Platelet adhesion and degranulation induce pro-survival and pro-angiogenic signalling in ovarian cancer cells

Abstract

Thrombosis is common in ovarian cancer. However, the interaction of platelets with ovarian cancer cells has not been critically examined. To address this, we investigated platelet interactions in a range of ovarian cancer cell lines with different metastatic potentials [HIO-80, 59M, SK-OV-3, A2780, A2780cis]. Platelets adhered to ovarian cancer cells with the most significant adhesion to the 59M cell line. Ovarian cancer cells induced platelet activation [P-selectin expression] in a dose dependent manner, with the most significant activation seen in response to the 59M cell line. The platelet antagonists [cangrelor, MRS2179, and apyrase] inhibited 59M cell induced activation suggesting a P2Y12 and P2Y1 receptor mediated mechanism of platelet activation dependent on the release of ADP by 59M cells. A2780 and 59M cells potentiated PAR-1, PAR-4, and TxA2 receptor mediated platelet activation, but had no effect on ADP, epinephrine, or collagen induced activation. Analysis of gene expression changes in ovarian cancer cells following treatment with washed platelets or platelet releasate showed a subtle but valid upregulation of anti-apoptotic, anti-autophagy pro-angiogenic, pro-cell cycle and metabolic genes. Thus, ovarian cancer cells with different metastatic potential adhere and activate platelets differentially while both platelets and platelet releasate mediate pro-survival and pro-angiogenic signals in ovarian cancer cells.

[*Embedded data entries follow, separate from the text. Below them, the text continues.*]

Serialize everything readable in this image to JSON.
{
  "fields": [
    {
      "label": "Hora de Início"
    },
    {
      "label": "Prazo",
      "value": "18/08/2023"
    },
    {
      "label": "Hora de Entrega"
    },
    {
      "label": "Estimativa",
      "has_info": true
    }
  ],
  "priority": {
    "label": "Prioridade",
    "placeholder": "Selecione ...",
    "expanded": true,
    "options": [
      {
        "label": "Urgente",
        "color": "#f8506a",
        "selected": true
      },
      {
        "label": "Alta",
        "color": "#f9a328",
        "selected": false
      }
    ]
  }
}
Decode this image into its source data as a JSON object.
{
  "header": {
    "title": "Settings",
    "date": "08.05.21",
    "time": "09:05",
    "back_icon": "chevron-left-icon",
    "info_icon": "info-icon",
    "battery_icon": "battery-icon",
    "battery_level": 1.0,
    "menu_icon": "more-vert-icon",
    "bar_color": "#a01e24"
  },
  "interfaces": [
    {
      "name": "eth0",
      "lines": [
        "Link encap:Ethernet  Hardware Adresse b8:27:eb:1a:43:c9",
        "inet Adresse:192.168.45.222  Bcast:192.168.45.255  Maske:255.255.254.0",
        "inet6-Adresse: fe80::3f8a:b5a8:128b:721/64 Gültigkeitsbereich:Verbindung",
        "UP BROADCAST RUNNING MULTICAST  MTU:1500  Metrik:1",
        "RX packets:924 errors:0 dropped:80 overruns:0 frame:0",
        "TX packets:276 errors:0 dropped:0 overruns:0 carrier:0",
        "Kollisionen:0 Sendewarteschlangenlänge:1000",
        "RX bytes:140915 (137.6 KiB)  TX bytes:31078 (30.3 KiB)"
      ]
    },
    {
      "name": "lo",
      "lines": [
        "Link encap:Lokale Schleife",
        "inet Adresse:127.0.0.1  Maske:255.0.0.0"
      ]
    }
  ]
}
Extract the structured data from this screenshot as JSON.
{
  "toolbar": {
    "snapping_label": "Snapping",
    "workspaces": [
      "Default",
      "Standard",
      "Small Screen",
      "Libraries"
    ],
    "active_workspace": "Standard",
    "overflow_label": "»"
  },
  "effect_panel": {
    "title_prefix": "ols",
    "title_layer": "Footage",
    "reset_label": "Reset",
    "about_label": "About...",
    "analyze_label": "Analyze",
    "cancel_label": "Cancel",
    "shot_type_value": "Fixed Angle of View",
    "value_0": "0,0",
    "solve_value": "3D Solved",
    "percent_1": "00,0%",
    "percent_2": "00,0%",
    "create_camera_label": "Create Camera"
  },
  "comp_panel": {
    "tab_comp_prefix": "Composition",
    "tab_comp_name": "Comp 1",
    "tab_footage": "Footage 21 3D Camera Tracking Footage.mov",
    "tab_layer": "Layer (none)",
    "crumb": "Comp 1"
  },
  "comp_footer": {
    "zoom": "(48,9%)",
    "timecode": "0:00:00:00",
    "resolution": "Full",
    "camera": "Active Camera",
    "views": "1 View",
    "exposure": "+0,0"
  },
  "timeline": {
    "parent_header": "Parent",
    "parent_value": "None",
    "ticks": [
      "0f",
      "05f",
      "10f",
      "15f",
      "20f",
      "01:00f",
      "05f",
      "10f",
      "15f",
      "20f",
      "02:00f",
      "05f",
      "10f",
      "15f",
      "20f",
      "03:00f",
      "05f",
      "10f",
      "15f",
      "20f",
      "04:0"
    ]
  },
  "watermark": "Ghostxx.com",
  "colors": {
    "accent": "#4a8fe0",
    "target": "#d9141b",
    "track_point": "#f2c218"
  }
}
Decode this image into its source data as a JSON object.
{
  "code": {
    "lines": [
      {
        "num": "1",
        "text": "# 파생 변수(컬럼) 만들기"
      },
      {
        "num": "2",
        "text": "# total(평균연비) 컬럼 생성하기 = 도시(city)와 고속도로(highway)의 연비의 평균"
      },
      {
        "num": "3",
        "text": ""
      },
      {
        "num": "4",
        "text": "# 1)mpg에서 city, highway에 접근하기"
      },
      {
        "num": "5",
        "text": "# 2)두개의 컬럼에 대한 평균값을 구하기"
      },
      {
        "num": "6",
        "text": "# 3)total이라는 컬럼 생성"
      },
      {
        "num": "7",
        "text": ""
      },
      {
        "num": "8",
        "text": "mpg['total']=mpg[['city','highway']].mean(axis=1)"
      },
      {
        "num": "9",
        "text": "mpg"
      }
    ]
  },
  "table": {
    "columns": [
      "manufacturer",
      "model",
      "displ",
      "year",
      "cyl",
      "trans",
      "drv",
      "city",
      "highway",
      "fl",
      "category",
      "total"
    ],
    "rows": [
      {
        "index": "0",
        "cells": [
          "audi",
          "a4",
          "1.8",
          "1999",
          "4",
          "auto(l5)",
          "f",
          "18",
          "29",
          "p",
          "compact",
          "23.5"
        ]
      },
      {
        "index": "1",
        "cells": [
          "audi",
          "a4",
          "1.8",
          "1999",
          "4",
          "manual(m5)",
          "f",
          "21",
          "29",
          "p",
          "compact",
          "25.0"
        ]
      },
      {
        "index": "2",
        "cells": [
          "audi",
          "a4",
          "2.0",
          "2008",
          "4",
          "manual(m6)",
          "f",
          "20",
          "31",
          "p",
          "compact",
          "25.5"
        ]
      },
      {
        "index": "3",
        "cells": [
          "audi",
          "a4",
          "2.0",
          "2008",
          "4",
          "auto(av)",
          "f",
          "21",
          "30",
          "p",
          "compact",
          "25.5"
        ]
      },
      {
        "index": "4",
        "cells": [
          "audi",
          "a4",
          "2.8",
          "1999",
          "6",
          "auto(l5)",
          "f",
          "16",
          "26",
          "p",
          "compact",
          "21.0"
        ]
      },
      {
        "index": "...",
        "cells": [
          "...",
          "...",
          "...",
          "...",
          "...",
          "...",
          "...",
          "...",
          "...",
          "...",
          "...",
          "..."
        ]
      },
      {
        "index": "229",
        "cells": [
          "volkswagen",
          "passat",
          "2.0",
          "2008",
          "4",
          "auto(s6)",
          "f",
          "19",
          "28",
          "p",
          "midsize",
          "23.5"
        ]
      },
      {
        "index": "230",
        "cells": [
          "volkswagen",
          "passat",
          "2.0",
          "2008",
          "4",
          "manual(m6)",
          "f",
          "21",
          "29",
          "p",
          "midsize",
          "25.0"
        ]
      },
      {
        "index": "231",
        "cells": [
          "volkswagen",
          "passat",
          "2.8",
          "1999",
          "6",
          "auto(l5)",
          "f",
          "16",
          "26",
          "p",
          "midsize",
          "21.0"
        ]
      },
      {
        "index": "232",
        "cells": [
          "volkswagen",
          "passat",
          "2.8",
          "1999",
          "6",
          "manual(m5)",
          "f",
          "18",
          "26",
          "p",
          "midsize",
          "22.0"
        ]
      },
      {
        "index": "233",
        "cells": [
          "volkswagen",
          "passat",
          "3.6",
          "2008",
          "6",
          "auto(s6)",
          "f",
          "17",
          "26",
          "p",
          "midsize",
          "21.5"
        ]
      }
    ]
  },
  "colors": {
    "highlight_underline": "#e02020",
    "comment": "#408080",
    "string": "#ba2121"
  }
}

Figure 1. Platelet adhesion to a panel of ovarian cancer cell lines is heterogeneous under static conditions.

[A] Platelet adhesion to ovarian cancer cells was quantified based on the fluorescence detection of labelled platelets. Platelet adhesion to fibrinogen and BSA were used as ± controls [n = 8 + SEM, *  =  p<0.05 vs. BSA]. Fluorescence microscopy images of platelets adhering to A2780 [B] and 59M [C] cells under static conditions [representative of n = 3]. Ovarian cancer cells and platelets were stained for actin [green], platelets were stained specifically for CD42a [red/yellow].

Figure 2. Ovarian cancer cell lines induce platelet activation in a dose dependent manner [n = 3–6, ± SEM].

Platelet activation [P-selectin expression] induced by a range of ovarian cell lines over a large concentration range [0.1–1.5×10⁶/ml] was measured by flow cytometry, based on platelet P-selectin surface expression. The most significant platelet activation was seen in response to the metastatic ovarian cancer cell lines SK-OV-3 and 59M.

Figure 3. 59M tumour cell induced platelet activation (TCIPA) is inhibited by cangrelor, MRS2179, and apyrase.

This suggests a mechanism of platelet activation dependant on the platelet receptors P2Y12 and P2Y1, and ADP released by 59M cells into their supernatant. Other platelet antagonists such as hirudin, EDTA, abciximab, RGDS, and aspirin had no effect on 59M cell induced platelet activation.

Figure 4. 59M cells potentiate PAR-1, PAR-4, and TxA2 receptor mediated platelet activation.

Activation occurs in a dose dependent manner [n = 3, + SEM]. At low concentrations, 59M [0.5–1×10⁵/ml], cells significantly potentiated TRAP, PAR4 agonist, and Arachidonic acid induced platelet activation [P-selectin expression]. This suggests a synergistic relationship between PAR-1, PAR-4, and TxA2 receptor mediated platelet activation and 59M induced platelet activation. Similar results are seen for A2780 cells [1–5×10⁵ cells/ml, data not shown]

Figure 5. Fluidigm Dynamic Array Validation of significantly altered gene expression [fold change >1.5X; <1.5X; p<0.05].

This figure displays some examples of the correlation between the affymetrix array data and the fluidigm validation data. Correlation coefficients are displayed in the legend.

Figure 6. Summary analysis of gene expression changes due to platelets or platelet releasate.

Ovarian cancer cells exposed to platelets and platelet releasate exhibit a variety of gene expression changes summarised in this figure.

Figure 7. Volcano plot of TaqMan derived fold changes in EMT associated genes in cloaked ovarian cells.

This figure displays fold change difference in relation to p value for EMT genes assessed in the cell lines.